You must add internal tests, too. Avoid the pattern:
doSomethingBad(T * t)
{
if(t == NULL) return ;
// do the processing.
}
This is very bad design because the error is there, and you just avoid it, this time. But the next function without this guard will crash. Better to crash sooner to be nearer from the error.
Instead, on Windows (there must be a similar API on MacOS)
doSomethingBad(T * t)
{
if(t == NULL) ::DebugBreak() ; // it will call the debugger
// do the processing.
}
(don't use this code directly... Put it in a define to avoid delivering it to a client...)
You can choose the error API that suits you (exceptions, DebugBreak, assert, etc.), but use it to stop the moment the code knows something's wrong.
Avoid the C API whenever possible.
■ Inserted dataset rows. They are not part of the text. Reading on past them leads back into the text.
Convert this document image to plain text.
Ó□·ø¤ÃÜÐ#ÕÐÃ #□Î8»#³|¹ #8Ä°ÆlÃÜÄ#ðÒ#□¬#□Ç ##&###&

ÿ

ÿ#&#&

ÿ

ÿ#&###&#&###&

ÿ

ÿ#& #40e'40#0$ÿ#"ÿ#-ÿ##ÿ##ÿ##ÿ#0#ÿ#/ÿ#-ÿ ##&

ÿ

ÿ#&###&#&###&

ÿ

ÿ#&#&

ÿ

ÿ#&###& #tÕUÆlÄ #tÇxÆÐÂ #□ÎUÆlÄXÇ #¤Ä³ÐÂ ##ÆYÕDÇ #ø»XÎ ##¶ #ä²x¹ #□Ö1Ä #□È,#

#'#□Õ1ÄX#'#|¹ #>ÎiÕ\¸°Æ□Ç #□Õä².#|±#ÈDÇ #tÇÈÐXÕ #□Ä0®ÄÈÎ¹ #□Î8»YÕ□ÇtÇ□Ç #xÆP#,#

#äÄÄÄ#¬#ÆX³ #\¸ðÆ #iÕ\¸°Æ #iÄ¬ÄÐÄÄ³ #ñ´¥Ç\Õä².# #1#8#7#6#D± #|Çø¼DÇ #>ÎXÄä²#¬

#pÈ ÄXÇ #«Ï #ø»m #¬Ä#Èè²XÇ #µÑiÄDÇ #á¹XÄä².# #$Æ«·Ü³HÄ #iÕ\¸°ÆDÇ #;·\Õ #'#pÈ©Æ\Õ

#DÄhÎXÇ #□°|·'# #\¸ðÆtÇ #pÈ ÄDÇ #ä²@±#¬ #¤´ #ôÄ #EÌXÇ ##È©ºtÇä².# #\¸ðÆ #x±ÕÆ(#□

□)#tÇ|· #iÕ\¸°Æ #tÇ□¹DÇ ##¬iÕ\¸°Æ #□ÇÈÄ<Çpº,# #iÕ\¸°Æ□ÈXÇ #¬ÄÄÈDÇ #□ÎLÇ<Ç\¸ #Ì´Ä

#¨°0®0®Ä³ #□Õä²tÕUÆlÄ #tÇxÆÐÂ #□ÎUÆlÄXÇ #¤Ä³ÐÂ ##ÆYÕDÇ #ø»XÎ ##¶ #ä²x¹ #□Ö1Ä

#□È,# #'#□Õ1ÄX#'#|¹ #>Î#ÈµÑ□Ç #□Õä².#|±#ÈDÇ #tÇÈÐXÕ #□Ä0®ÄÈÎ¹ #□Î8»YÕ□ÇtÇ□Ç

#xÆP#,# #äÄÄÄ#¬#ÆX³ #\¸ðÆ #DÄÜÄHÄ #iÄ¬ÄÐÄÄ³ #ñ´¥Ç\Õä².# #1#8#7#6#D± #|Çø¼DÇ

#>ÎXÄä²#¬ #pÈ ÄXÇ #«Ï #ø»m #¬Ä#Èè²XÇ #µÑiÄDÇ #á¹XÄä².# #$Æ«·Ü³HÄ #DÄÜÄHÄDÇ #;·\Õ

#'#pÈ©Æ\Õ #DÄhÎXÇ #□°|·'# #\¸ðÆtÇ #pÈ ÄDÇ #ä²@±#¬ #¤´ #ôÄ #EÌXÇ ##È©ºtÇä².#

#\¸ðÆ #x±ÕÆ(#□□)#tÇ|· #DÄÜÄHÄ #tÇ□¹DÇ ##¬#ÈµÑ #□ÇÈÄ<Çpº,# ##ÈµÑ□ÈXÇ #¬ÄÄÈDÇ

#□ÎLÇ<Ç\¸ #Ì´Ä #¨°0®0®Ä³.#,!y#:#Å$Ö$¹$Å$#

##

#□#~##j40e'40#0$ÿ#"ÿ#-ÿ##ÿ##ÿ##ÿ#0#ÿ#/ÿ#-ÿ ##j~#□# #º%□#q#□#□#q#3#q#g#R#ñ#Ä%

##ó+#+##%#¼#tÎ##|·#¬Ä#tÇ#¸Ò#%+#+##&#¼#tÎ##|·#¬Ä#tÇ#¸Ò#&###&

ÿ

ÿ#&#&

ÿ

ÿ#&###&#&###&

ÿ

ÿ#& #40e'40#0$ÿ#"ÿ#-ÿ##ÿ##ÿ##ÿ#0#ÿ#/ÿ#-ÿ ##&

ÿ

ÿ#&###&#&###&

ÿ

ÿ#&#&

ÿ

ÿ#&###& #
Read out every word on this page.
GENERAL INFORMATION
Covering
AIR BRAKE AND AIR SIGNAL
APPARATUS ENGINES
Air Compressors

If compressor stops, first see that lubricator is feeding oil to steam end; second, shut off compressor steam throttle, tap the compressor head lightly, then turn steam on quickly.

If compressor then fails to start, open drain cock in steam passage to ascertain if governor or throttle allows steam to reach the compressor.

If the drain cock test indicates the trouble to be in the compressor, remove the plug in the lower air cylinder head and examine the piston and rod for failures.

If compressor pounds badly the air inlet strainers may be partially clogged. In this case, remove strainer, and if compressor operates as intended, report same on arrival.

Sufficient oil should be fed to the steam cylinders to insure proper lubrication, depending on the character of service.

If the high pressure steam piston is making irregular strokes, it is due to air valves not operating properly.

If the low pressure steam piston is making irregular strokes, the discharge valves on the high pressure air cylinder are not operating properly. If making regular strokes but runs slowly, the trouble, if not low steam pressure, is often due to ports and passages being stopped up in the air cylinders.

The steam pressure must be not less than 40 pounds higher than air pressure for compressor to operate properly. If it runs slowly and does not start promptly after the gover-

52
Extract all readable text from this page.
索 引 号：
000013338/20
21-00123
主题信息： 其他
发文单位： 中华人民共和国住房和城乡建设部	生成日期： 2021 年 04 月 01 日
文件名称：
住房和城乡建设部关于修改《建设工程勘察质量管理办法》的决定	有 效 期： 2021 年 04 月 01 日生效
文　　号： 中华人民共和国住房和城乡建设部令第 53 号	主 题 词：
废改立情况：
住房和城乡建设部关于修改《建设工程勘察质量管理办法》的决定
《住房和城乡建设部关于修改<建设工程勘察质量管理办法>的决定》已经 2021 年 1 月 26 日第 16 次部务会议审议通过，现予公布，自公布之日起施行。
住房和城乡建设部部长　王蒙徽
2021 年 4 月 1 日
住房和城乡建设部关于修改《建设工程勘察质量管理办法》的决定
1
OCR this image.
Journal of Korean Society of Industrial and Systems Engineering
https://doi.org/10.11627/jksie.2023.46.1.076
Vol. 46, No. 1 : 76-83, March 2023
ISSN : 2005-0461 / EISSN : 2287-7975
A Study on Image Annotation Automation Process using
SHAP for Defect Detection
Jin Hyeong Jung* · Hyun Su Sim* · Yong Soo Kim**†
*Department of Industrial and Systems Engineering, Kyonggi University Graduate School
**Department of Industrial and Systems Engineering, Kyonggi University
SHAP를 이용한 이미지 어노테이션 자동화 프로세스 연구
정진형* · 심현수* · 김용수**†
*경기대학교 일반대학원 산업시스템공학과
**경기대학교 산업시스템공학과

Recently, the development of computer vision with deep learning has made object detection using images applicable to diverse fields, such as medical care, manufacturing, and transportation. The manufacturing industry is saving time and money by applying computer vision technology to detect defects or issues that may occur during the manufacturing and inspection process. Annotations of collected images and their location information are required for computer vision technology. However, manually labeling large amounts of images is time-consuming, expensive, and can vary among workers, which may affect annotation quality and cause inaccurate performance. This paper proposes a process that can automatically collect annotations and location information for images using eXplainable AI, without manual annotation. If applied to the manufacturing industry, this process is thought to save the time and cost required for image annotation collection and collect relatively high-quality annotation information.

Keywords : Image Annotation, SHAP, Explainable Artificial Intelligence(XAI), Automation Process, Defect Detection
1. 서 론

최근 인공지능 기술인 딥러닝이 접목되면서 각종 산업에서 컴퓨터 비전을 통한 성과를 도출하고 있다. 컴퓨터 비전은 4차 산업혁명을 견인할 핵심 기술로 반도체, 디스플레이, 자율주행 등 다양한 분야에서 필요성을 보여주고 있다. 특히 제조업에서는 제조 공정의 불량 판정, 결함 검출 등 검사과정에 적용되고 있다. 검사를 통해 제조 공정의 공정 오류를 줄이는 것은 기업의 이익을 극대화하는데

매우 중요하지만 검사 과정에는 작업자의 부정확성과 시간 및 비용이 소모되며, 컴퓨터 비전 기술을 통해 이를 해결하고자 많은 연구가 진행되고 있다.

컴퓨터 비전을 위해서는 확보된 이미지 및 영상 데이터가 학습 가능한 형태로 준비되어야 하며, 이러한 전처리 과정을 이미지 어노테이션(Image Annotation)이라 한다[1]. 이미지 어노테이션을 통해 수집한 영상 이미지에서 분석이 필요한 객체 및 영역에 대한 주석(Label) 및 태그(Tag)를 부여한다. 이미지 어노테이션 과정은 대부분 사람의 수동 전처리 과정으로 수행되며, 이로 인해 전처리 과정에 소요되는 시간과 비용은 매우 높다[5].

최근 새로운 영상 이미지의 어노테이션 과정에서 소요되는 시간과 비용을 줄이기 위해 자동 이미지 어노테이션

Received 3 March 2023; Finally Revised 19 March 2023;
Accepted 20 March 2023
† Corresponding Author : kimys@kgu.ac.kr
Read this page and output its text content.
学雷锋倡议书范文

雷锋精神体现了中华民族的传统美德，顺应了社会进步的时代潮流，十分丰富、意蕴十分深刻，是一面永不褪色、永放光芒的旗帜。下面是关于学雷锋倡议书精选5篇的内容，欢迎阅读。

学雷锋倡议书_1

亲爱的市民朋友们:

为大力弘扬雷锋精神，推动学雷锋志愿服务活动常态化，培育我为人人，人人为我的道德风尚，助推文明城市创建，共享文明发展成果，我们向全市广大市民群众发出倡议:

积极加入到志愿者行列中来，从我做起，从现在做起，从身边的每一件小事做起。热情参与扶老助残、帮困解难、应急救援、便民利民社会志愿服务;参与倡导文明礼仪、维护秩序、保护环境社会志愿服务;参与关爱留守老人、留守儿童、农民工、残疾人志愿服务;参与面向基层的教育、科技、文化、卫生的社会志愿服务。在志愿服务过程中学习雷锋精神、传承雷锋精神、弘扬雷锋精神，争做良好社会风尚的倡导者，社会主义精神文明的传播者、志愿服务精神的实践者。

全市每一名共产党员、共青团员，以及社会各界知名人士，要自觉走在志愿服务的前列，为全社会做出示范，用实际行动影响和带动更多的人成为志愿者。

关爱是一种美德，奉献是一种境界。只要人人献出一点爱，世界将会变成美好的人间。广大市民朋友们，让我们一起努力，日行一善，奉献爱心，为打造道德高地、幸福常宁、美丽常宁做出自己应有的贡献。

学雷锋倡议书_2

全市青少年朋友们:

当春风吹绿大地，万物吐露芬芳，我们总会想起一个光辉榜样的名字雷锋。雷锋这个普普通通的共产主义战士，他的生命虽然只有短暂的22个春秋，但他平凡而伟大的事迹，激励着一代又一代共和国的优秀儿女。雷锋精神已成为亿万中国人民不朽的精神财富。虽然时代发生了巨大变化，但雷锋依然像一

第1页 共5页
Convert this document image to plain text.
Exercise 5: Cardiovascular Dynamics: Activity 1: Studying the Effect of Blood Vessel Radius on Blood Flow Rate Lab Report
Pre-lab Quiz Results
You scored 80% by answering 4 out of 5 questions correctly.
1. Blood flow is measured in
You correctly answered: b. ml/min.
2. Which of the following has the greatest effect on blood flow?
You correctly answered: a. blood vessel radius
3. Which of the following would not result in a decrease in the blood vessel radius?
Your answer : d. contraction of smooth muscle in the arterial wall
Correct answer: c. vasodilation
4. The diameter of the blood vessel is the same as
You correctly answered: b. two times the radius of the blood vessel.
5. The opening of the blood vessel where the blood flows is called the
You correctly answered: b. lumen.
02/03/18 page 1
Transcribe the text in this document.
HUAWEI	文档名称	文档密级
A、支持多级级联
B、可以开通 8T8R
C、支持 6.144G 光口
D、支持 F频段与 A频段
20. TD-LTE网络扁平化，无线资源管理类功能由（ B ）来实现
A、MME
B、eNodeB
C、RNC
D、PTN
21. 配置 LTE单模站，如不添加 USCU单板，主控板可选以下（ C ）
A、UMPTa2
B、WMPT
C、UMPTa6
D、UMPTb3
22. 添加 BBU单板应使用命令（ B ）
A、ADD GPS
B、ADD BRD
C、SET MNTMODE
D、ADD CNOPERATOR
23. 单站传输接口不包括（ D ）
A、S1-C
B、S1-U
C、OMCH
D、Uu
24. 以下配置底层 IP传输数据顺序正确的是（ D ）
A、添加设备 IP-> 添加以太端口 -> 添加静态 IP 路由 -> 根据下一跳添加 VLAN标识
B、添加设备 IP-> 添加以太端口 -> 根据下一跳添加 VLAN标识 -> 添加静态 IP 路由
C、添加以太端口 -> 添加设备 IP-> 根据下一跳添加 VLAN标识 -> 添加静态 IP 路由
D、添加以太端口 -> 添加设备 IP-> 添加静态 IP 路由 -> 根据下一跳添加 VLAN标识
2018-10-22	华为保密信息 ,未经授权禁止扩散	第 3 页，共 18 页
Use C++ idioms (RAII, etc.) and libraries.
Etc..
P.S.: If you use exceptions (which is a good choice), don't hide them inside a catch. You'll only make your problem worse because the error is there, but the program will try to continue and will probably crash sometimes after, and corrupt anything it touches in the mean time.
You can always add exception handling to your program to catch these kinds of faults and ignore them (though the details are platform specific) ... but that is very much a two edged sword. Instead consider having the program catch the exceptions and create dump files for analysis.
If your program has behaved in an unexpected way, what do you know about your internal state? Maybe the routine/thread that crashed has corrupted some key data structure? Maybe if you catch the error and try to continue the user will save whatever they are working on and commit the corruption to disk?
Beside writing more stable code, here's one idea that answers your question.
Whether you are using processes or threads. You can write a small / simple watchdog program. Then your other programs register with that watchdog. If any process dies, or a thread dies, it can be restarted by the watchdog. Of course you'll want to put in some test to make sure you don't keep restarting the same buggy thread. ie: restart it 5 times, then after the 5th, shutdown the whole program and log to file / syslog.
Build your app with debug symbols, then either add an exception handler or configure Dr Watson to generate crash dumps (run drwtsn32.exe /i to install it as the debugger, without the /i to pop the config dialog). When your app crashes, you can inspect where it went wrong in windbg or visual studio by seeing a callstack and variables.
google for symbol server for more info.
Obviously you can use exception handling to make it more robust and use smart pointers, but fixing the bugs is best.
I would recommend that you compile up a linux version and run it under Valgrind.
Valgrind will track memory leaks, uninitialized memory reads and many other code problems. I highly recommend it.
After over 15 years of Windows development I recently wrote my first cross-platform C++ app (Windows/Linux). Here's how:
STL
Boost. In particular the filesystem and thread libraries.
A browser based UI. The app 'does' HTTP, with the UI consisting of XHTML/CSS/JavaScript (Ajax style). These resources are embedded in the server code and served to the browser when required.
Copious unit testing. Not quite TDD, but close. This actually changed the way I develop.
I used NetBeans C++ for the Linux build and had a full Linux port in no time at all.
Build it with the idea that the only way to quit is for the program to crash and that it can crash at any time. When you build it that way, crashing will never/almost never lose any data. I read an article about it a year or two ago. Sadly, I don't have a link to it.
Combine that with some sort of crash dump and have it email you it so you can fix the problem.